In one of the lamplight talks Peter was mentioned, in connection with the patent window-washer, and Susan learned for the first time that he really had been instrumental in selling the patent for Mrs. Carroll for the astonishing sum of five hundred dollars!

"I BEGGED him to tell me if that wasn't partly from the washer and partly from Peter Coleman," smiled Mrs. Carroll, "and he gave me his word of honor that he had really sold it for that! So--there went my doctor's bill, and a comfortable margin in the bank!"

She admitted Susan into the secret of all her little economies; the roast that, cleverly alternated with one or two small meats, was served from Sunday until Saturday night, and no one any the worse! Susan began to watch the game that Mrs. Carroll made of her cooking; filling soups for the night that the meat was short, no sweet when the garden supplied a salad, or when Susan herself brought over a box of candy. She grew to love the labor that lay behind the touch of the thin, darned linen, the windows that shone with soapsuds, the crisp snowy ruffles of curtains and beds. She and Betts liked to keep the house vases filled with what they could find in the storm-battered garden, lifted the flattened chrysanthemums with reverent fingers, hunted out the wet violets. Susan abandoned her old idea of the enviable life of a lonely orphan, and began to long for a sister, a tumble-headed brother, for a mother above all. She loved to be included by the young Carrolls when they protested, "Just ourselves, Mother, nobody but the family!" and if Phil or Jimmy came to her when a coat-button was loose or a sleeve-lining needed a stitch, she was quite pathetically touched. She loved the constant happy noise and confusion in the house, Phil and Billy Oliver tussling in the stair-closet among the overshoes, Betts trilling over her bed-making, Mrs. Carroll and Jim replanting primroses with great calling and conference, and she and Josephine talking, as they swept the porches, as if they had never had a chance to talk before.

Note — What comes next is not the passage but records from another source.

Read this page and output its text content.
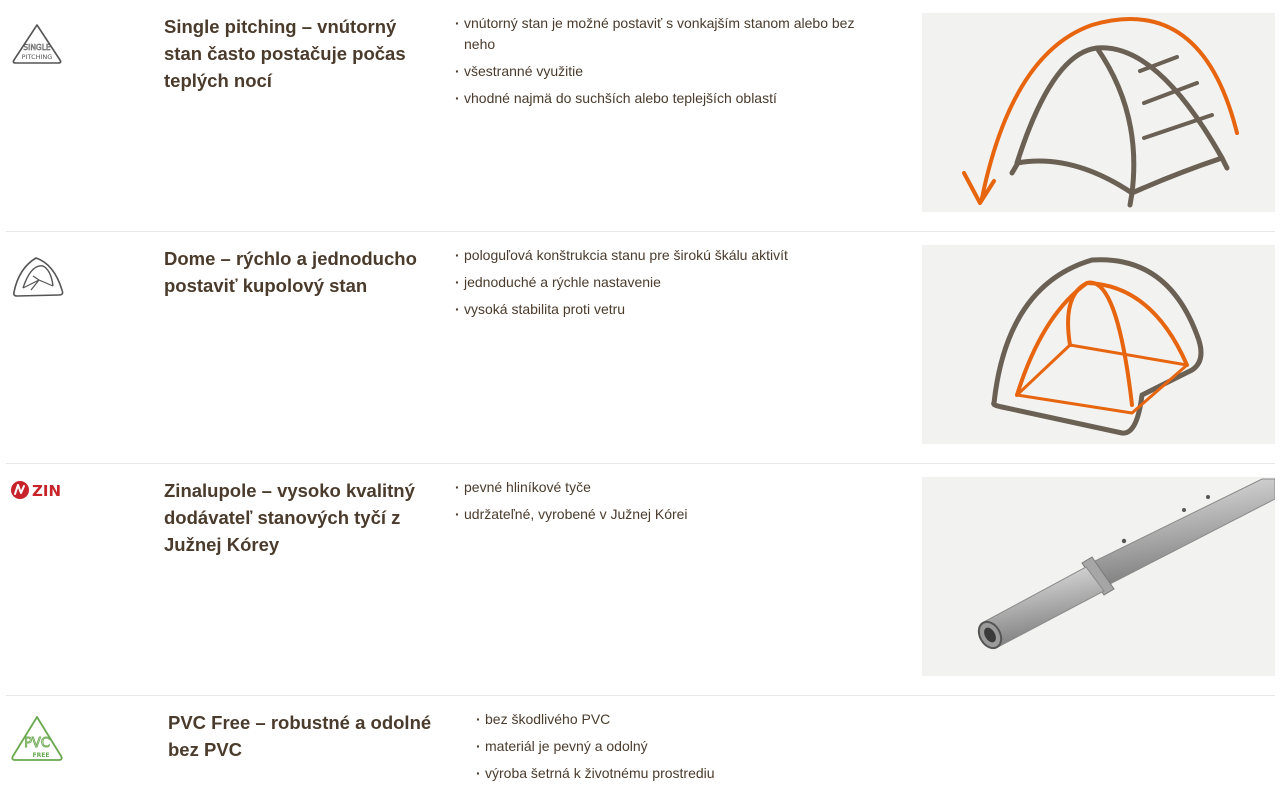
SINGLE
PITCHING
Single pitching – vnútorný stan často postačuje počas teplých nocí
· vnútorný stan je možné postaviť s vonkajším stanom alebo bez neho
· všestranné využitie
· vhodné najmä do suchších alebo teplejších oblastí
Dome – rýchlo a jednoducho postaviť kupolový stan
· pologuľová konštrukcia stanu pre širokú škálu aktivít
· jednoduché a rýchle nastavenie
· vysoká stabilita proti vetru
ZIN	Zinalupole – vysoko kvalitný dodávateľ stanových tyčí z Južnej Kórey
· pevné hliníkové tyče
· udržateľné, vyrobené v Južnej Kórei
PVC
FREE
PVC Free – robustné a odolné bez PVC
· bez škodlivého PVC
· materiál je pevný a odolný
· výroba šetrná k životnému prostrediu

Sometimes, walking at Anna's side to the beach on Sunday, a certain peace and content crept into Susan's heart, and the deep ache lifted like a curtain, and seemed to show a saner, wider, sweeter region beyond. Sometimes, tramping the wet hills, her whole being thrilled to some new note, Susan could think serenely of the future, could even be glad of all the past. It was as if Life, into whose cold, stern face she had been staring wistfully, had softened to the glimmer of a smile, had laid a hand, so lately used to strike, upon her shoulder in token of good-fellowship.

With the good salt air in their faces, and the gray March sky pressing close above the silent circle of the hills about them, she and Anna walked many a bracing, tiring mile. Now and then they turned and smiled at each other, both young faces brightening.